Tools
PQC Migration
Why post-quantum crypto matters to SMBs and what it changes.
Educational demo - don't copy/paste into production
Why Post-Quantum Cryptography matters (even for SMBs)
Most SMBs assume PQC is a future enterprise problem. That assumption is risky.
The core problem: harvest now, decrypt later
Attackers can capture encrypted traffic today, store it cheaply, and decrypt it in the future when quantum computers mature.
Anything with long-term sensitivity is at risk:
- Customer PII
- Password databases
- API secrets
- Government or regulated data (CUI, HIPAA, FINRA, etc.)
- VPN captures
- TLS session recordings
Once the cryptography is broken, there is no retroactive fix.
What quantum computers break (and what they don't)
Cryptography that will break
These are vulnerable to Shor's algorithm.
| Algorithm | Used for |
|---|---|
| RSA | TLS certs, SSH keys, VPNs |
| ECDSA | Certificates, code signing |
| ECDH | TLS key exchange |
| Ed25519 | SSH, Git, APIs |
Cryptography that survives (mostly)
These are not broken by known quantum attacks.
| Algorithm | Notes |
|---|---|
| AES-256 | Safe (use 256-bit keys) |
| SHA-256 / SHA-384 | Safe with larger hashes |
| HMAC | Safe |
Key takeaway: symmetric crypto survives. Public-key crypto does not.
What is Post-Quantum Cryptography?
Post-Quantum Cryptography uses new math that resists known quantum attacks. The most important standards come from NIST's Post-Quantum Cryptography project.
| Purpose | Algorithm |
|---|---|
| Key exchange | ML-KEM (formerly CRYSTALS-Kyber) |
| Digital signatures | ML-DSA (formerly CRYSTALS-Dilithium) |
| Alt signatures | SLH-DSA (SPHINCS+) and Falcon |
Most real-world deployments today use hybrid crypto: classical + PQC together.
What tools and protocols are impacted
TLS / HTTPS
Every website, API, and reverse proxy.
Termination at load balancers, Cloudflare/CDNs, NGINX, Traefik.

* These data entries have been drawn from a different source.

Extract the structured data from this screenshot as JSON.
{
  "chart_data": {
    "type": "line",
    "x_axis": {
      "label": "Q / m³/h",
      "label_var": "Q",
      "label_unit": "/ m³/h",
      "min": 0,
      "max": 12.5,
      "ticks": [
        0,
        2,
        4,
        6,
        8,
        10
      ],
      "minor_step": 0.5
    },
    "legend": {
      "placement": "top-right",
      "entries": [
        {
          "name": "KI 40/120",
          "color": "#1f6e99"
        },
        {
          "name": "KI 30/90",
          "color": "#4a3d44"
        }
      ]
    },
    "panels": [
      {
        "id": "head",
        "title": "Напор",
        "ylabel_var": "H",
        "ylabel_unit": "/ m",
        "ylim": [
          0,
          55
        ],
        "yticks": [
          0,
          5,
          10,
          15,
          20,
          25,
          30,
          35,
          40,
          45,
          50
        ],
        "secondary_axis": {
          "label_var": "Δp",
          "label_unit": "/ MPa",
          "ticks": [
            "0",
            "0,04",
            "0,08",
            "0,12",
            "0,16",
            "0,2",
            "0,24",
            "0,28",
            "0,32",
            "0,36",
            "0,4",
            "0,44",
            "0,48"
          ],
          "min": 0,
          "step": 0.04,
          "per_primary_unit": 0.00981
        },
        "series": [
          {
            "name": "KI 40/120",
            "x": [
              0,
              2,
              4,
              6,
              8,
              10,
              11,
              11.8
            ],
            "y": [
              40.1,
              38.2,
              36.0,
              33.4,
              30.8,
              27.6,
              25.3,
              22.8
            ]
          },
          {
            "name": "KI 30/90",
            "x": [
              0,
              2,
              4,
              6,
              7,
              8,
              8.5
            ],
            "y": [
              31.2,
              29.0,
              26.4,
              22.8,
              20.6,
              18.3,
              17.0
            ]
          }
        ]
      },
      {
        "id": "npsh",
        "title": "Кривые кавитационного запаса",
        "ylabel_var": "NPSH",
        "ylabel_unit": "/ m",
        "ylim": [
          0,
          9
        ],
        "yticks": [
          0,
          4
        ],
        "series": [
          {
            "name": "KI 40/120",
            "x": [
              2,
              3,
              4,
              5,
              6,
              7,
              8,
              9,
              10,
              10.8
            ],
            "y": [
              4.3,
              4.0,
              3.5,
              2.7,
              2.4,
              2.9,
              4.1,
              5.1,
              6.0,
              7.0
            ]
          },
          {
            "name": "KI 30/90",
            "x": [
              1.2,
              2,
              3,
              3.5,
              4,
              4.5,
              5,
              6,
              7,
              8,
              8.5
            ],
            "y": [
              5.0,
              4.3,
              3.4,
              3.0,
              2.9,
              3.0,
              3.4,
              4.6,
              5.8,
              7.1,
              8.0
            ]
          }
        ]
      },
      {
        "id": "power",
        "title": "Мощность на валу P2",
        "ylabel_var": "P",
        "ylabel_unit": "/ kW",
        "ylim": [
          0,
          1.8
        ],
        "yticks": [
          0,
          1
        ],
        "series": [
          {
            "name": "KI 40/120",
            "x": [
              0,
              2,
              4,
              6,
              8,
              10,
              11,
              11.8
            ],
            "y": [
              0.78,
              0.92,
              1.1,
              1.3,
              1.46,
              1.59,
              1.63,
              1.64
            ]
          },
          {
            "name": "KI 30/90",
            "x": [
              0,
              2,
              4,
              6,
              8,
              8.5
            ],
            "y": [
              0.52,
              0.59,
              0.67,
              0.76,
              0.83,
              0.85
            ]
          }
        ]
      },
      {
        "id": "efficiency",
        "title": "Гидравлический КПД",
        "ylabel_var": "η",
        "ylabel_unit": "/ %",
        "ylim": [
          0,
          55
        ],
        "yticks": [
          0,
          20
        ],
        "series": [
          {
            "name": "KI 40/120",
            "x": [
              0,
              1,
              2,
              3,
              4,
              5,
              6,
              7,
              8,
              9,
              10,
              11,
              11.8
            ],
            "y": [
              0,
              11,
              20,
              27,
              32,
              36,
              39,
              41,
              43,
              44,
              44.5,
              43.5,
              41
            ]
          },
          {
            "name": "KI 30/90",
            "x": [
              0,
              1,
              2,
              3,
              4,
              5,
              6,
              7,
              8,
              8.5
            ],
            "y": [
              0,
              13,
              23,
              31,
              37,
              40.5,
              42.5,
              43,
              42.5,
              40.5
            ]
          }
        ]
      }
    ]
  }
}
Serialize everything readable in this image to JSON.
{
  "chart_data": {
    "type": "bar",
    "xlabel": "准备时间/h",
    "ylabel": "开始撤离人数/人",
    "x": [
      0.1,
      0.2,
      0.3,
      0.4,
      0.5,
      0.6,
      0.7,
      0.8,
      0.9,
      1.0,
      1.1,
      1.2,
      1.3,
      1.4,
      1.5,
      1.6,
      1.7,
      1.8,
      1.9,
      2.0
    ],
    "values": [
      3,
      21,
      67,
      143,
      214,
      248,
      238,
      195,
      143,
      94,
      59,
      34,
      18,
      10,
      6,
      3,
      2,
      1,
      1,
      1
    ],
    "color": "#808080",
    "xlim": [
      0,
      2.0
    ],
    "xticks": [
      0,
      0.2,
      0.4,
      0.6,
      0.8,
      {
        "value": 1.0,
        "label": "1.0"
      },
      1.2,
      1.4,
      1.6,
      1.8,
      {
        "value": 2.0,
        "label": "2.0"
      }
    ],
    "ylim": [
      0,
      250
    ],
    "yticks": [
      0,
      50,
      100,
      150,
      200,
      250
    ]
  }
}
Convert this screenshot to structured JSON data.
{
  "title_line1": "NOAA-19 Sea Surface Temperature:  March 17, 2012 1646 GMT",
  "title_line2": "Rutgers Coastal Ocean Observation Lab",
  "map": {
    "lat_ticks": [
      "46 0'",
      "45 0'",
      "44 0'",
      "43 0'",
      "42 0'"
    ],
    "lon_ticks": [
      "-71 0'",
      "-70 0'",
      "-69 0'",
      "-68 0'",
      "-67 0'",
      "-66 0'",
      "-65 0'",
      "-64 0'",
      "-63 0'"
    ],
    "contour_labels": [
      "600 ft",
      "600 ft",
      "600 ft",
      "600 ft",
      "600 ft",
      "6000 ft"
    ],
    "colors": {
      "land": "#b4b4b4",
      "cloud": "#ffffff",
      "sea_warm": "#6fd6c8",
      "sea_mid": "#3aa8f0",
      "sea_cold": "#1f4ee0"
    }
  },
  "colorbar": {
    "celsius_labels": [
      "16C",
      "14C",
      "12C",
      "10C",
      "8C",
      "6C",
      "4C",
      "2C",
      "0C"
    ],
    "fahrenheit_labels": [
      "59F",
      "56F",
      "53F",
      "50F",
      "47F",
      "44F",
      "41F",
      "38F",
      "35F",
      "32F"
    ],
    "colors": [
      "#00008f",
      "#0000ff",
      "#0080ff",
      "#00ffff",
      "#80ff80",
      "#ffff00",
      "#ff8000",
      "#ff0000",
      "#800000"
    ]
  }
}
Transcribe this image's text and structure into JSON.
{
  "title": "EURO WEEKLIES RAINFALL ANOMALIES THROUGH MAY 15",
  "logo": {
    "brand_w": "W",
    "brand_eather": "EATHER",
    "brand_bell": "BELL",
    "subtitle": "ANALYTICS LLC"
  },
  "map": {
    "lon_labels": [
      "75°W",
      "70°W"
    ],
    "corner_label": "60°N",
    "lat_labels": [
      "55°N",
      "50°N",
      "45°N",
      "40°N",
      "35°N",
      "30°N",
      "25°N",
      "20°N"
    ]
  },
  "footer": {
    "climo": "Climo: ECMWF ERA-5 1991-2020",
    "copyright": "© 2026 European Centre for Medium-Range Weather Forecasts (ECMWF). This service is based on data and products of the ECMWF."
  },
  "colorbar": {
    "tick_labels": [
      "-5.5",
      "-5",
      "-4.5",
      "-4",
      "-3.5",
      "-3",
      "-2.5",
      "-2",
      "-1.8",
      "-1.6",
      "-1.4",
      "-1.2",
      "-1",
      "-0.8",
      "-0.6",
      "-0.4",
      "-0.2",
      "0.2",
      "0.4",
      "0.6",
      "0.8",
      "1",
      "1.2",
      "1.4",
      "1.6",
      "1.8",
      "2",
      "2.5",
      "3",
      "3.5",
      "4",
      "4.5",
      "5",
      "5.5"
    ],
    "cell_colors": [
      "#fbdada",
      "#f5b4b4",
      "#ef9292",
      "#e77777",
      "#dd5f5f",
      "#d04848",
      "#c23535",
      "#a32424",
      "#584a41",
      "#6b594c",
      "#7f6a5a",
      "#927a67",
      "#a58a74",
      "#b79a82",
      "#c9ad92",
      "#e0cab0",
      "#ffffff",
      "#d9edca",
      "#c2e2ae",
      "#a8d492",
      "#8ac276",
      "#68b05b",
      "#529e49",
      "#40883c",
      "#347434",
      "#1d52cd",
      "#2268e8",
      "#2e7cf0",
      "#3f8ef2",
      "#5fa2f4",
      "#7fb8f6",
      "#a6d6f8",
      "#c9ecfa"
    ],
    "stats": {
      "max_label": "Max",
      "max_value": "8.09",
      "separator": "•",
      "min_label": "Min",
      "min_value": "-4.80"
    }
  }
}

Status: hybrid PQC TLS is already shipping in some stacks.
SSH
Admin access, Git operations, automation pipelines.
Status: modern OpenSSH versions support hybrid PQC key exchange.
VPNs
Site-to-site tunnels, remote access, zero-trust overlays.
Impacted: WireGuard, IPsec, OpenVPN. Captured VPN traffic is valuable later.
Certificates & PKI
Internal CAs, code signing, device identity, and mutual TLS are hardest to migrate.
Long-lived encrypted data
Backups, object storage, database dumps, encrypted file archives.
If encrypted today with vulnerable public-key crypto, it may be readable later.
Practical risks if you do nothing
| Risk | Impact |
|---|---|
| Regulatory exposure | Regulatory exposure in future reviews |
| Breach amplification | Old data becomes readable |
| Contractual liability | Government & enterprise contracts |
| Forced emergency migration | Costly, rushed, error-prone |
| Loss of customer trust | Silent long-term compromise |
For GovCon and regulated SMBs, this becomes a contractual requirement, not an option.
How SMBs should approach PQC (realistically)
- 1. Inventory public-key usage. Ask where RSA/ECC is used, where TLS terminates, which VPNs/SSH servers exist, and which certificates are long-lived.
- 2. Enable hybrid crypto first. Hybrid modes protect you today and allow fallback if PQC algorithms change.
- 3. Prioritize high-value targets. Start with VPNs, admin access, APIs, backups, and internal PKI.
- 4. Track vendor readiness. Ask for PQC TLS roadmaps, hybrid support, and FIPS plans.
- 5. Don't roll your own crypto. Use maintained OS libraries and standardized algorithms.
Common misconceptions
- "Quantum is decades away." False. The risk exists now due to data harvesting.
- "We'll just re-encrypt later." You can't fix already-captured traffic.
- "This only matters to governments." SMBs are easier targets and hold valuable data.
What good looks like in 2026
- Hybrid PQC enabled on TLS termination, SSH, and VPNs.
- AES-256 everywhere for symmetric encryption.
- Short certificate lifetimes and documented vendor roadmaps.
- No long-term secrets relying on RSA/ECC alone.
This is achievable without breaking production.
Final thought
Post-Quantum Cryptography isn't about chasing hype. It's about protecting yesterday's data from tomorrow's computers.
SMBs that start now will migrate calmly. Those that wait will migrate under pressure.